Гляжу на него, а ответить не умею. Уйти ему отсюда нельзя, слава богу, он по какому-то закону два года должен прожить у нас».

«Вдруг ударило солнце теплом, и земля за два дня обтаяла, как за неделю; в ночь сегодня вскрылась Путаница, и нашёлся Вася под мостом, ниже портомойни. Сильно побит, но сам в реку бросился или сунул кто — не дознано пока. Виня Ефима, полиция допрашивала его, да он столь горем ушиблен, что заговариваться стал и никакого толка от него не добились. Максим держит руки за спиной и молчит, точно заснул; глаза мутные, зубы стиснул.

Марк Васильич ушёл вчера в полдень к попу, там ночевал и сегодня, видно, там же ночует, — скоро десять часов, а его нету».

«На похоронах Васи — Горюшину эту видел, шла об руку с Любой Матушкиной. Женщина неприметная, только одета как-то особенно хорошо, просто и ловко.

Поп позвал меня к себе, и она тоже пошла с Любой, сидели там, пили чай, а дядя Марк доказывал, что хорошо бы в городе театр завести. Потом попадья прекрасно играла на фисгармонии, а Люба вдруг заплакала, и все они ушли в другую комнату. Горюшина с попадьёй на ты, а поп зовёт её Дуня, должно быть, родственница она им. Поп, оставшись с дядей, сейчас же начал говорить о боге; нахмурился, вытянулся, руку поднял вверх и, стоя середи комнаты, трясёт пышными волосами. Дядя отвечал ему кратко и нелюбезно.

— Придавая богу хотение и действия, — кричит поп, — ты награждаешь его свойствами своими, человеческими, ты расщепляешь его единство.

— Старо это! — ворчит дядя.

— Позволь! Чего бог может хотеть, когда он — всё, и как он может действовать, на что направил бы действие, когда вне его ничто же бысть?

— Это, Саша, восток, брось! Это уже пережёвано, — без охоты говорил дядя.

— Но если мною не пережито? Если для меня это мучительная загадка?

— Ну, врёшь! — сказал дядя, предложив мне идти домой, а поп отскочил в угол и свернулся там на кресле, видимо, рассердясь, мне сунул руку молча, а дяде и головой не кивнул.

Дорогой я спросил сумрачного Марка Васильева, в чём дело, и он не весьма охотно разъяснил мне:

— Да вот видите в чём: у человека нет простой, крепкой веры, и он хочет её выдумать себе, а чего нет, того не выдумаешь.

Потом уже у ворот прибавил:

— Всё одно и то же, везде одно — на восток нас тянет, к покою, к оправданию бездействия. Тем паче необходимы действия.
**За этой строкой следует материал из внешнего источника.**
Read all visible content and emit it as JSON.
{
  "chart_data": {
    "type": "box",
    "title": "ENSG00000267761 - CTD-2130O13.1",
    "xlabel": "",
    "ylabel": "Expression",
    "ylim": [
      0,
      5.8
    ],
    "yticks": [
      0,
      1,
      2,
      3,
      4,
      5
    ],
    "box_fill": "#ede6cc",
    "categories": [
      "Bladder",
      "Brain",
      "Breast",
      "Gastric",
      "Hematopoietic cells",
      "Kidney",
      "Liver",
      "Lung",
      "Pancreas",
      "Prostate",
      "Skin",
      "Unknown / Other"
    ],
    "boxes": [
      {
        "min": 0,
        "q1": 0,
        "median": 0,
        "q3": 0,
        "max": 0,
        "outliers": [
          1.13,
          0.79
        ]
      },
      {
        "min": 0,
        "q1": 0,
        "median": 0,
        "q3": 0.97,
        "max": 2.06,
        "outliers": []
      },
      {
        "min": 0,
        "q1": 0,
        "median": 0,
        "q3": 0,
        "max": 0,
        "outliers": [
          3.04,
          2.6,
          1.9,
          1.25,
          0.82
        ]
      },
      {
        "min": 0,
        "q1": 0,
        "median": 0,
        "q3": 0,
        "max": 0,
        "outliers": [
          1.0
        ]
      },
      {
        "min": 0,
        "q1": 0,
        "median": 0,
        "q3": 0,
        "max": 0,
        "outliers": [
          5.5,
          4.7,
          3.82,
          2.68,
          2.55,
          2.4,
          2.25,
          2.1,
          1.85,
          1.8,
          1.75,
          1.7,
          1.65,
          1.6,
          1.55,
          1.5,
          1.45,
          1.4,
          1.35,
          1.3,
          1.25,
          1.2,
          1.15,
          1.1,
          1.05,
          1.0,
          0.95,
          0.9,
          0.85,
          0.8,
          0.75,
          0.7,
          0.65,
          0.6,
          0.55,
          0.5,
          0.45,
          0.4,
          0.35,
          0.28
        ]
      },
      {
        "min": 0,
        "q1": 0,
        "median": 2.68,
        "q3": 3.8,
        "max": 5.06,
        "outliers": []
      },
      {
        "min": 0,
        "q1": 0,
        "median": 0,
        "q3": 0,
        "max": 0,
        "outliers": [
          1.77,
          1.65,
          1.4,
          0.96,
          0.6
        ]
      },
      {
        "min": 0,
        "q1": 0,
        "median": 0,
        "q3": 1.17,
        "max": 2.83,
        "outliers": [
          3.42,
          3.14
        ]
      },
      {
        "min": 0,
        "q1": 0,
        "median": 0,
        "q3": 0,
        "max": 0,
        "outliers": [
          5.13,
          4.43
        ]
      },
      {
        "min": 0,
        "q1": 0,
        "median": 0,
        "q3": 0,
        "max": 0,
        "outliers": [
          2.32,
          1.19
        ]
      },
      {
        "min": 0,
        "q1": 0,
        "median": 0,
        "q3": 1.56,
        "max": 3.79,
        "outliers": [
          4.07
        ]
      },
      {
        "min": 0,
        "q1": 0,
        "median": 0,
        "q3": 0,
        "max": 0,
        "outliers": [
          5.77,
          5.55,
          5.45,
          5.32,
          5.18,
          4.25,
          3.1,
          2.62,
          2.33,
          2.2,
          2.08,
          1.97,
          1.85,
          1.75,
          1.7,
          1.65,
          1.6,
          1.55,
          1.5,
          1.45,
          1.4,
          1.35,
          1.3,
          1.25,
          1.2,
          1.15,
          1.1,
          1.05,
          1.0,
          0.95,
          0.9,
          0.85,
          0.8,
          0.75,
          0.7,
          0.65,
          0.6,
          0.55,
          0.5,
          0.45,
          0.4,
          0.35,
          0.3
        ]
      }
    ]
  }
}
А придя домой, рассказал: однажды поп покаялся духовнику своему, что его-де одолевает неверие, а духовник об этом владыке доложил, поп же и прежде был замечен в мыслях вольных, за всё это его, пожурив, выслали к нам, и с той поры попадья живёт в страхе за мужа, как бы его в монастырь не сослали. Вот почему она всё оговаривает его — Саша да Саша.

Скушно как-то рассказывал он всё это, да оно и само но себе скушно. Один отчаялся да покаялся, другой послушал да донёс, а городу Окурову — милостыня: на тебе, убоже, что нам не гоже…»

Через несколько дней после похорон Васи дядя Марк и Кожемякин сидели на скамье за воротами, поглядывая в чистое глубокое небо, где раскалённо блестел густо позолоченный крест соборной колокольни.

— Как же это, — задумчиво спрашивал дядя Марк, — река у вас есть, а рыбы — нет?

— Да уж так как-то! — ответил Кожемякин, благодушно улыбаясь.

— Вот я и пришла! — вдруг виновато прозвучало сбоку.

— И чудесно! — сказал дядя Марк. — Нуте-ка, садитесь с нами!

Кожемякин привстал, молча поздоровался и снова сел, крепко сжав в кулак пальцы, коснувшиеся мягкой женской руки.